2. Il résulte de ces dispositions que si les nécessités de l'ordre public et les contraintes du service public pénitentiaire peuvent légitimer l'application à un détenu de mesures de fouille, le cas échéant répétées, elles ne sauraient revêtir un caractère systématique et doivent être justifiées par l'un des motifs qu'elles prévoient, en tenant compte notamment du comportement de l'intéressé, de ses agissements antérieurs ou des contacts qu'il a pu avoir avec des tiers.

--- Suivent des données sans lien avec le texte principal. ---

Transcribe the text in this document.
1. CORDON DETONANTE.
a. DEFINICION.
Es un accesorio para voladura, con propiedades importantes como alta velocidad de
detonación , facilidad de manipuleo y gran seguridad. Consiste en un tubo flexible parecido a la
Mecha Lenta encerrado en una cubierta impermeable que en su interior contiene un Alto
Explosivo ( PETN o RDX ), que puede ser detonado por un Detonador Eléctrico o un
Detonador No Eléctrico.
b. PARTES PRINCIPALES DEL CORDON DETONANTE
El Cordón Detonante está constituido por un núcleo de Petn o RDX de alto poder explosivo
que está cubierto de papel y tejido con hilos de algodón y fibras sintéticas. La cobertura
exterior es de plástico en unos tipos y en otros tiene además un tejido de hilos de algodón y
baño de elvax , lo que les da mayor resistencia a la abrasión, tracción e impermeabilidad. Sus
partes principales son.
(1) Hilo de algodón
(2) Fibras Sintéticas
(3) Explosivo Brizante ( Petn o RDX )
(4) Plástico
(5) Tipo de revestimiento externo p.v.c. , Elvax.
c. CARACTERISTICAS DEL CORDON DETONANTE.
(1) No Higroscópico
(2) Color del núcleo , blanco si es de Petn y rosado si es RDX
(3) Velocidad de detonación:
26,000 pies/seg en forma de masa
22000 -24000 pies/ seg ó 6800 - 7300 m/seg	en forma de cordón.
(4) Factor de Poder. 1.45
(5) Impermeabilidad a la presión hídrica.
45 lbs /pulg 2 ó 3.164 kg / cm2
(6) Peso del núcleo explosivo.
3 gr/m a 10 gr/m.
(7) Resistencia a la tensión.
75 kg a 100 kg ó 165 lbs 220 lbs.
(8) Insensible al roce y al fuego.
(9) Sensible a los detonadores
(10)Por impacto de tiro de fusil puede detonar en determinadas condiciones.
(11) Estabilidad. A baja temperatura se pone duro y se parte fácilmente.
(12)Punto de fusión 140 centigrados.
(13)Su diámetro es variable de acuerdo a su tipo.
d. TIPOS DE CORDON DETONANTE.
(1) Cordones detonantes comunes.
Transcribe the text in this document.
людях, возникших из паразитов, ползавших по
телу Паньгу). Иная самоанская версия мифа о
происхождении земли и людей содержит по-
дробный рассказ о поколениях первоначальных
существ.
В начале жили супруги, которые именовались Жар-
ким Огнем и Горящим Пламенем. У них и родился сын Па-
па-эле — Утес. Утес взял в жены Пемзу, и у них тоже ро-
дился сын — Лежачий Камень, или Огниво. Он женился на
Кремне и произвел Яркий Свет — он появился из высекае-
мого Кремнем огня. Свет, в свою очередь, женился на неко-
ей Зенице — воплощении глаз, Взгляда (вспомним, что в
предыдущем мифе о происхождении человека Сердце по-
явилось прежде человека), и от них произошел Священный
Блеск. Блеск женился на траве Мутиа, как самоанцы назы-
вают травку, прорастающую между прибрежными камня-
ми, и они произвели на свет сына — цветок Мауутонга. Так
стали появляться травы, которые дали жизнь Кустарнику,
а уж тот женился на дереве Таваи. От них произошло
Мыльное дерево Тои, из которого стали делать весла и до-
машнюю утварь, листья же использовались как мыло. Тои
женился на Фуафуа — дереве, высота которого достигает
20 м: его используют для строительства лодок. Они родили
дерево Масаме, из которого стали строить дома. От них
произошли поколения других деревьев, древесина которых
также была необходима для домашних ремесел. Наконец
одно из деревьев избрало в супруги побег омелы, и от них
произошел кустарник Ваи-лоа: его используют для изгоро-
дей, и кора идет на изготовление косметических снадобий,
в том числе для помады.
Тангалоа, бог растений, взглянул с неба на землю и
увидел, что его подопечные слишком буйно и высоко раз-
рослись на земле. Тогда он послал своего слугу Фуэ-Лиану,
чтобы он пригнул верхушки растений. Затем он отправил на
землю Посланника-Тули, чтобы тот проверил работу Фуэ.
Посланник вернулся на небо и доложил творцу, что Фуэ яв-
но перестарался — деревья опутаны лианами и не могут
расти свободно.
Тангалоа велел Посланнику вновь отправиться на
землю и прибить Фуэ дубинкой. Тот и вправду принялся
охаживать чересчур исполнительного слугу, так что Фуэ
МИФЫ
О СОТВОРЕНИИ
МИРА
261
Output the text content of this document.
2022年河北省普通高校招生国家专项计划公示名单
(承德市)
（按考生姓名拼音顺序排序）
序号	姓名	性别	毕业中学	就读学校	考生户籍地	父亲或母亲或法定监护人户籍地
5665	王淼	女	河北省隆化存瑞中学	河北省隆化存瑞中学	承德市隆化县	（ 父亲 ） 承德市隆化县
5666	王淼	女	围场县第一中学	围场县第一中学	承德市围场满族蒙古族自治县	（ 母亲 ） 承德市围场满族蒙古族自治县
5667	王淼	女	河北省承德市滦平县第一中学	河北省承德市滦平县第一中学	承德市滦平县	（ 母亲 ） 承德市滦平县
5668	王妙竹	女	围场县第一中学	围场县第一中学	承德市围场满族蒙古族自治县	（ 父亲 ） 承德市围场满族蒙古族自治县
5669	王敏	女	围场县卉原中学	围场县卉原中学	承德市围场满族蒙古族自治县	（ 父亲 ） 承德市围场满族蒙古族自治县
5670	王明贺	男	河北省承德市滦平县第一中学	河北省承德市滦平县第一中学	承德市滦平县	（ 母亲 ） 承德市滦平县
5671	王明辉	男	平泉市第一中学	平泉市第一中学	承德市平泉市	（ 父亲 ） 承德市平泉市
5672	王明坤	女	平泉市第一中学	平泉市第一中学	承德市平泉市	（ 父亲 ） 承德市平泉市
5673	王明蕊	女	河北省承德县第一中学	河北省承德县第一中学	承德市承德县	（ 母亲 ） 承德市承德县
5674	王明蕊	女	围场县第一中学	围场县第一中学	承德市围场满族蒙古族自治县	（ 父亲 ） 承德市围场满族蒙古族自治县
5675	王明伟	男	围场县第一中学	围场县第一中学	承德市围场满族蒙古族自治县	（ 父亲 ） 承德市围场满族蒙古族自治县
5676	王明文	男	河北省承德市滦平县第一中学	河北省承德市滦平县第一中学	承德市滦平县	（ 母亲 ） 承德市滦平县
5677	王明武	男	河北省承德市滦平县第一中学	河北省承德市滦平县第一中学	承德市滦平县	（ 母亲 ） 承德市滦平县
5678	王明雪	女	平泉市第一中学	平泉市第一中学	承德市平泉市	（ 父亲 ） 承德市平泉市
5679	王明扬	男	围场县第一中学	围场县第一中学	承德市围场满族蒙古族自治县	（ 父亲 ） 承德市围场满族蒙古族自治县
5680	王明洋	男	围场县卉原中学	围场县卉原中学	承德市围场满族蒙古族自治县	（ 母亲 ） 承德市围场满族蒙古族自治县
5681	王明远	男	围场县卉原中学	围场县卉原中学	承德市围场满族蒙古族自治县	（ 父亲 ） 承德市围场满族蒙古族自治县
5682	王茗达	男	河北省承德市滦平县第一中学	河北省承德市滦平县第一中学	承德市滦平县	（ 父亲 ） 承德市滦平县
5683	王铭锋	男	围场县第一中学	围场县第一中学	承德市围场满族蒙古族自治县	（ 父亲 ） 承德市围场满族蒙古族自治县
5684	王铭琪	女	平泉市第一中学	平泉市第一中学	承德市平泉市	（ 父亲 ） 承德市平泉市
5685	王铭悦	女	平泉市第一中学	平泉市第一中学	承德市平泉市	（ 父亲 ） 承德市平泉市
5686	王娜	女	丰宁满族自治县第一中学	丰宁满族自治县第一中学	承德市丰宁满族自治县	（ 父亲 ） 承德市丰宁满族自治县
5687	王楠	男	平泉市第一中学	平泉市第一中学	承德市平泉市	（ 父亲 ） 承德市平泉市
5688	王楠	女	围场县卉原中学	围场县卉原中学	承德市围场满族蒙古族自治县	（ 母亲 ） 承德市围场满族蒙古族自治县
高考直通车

Les fouilles intégrales revêtent un caractère subsidiaire par rapport aux fouilles par palpation ou à l'utilisation de moyens de détection électronique. Il appartient à l'administration pénitentiaire de veiller, d'une part, à ce que de telles fouilles soient, eu égard à leur caractère subsidiaire, nécessaires et proportionnées et, d'autre part, à ce que les conditions dans lesquelles elles sont effectuées ne soient pas, par elles-mêmes, attentatoires à la dignité de la personne.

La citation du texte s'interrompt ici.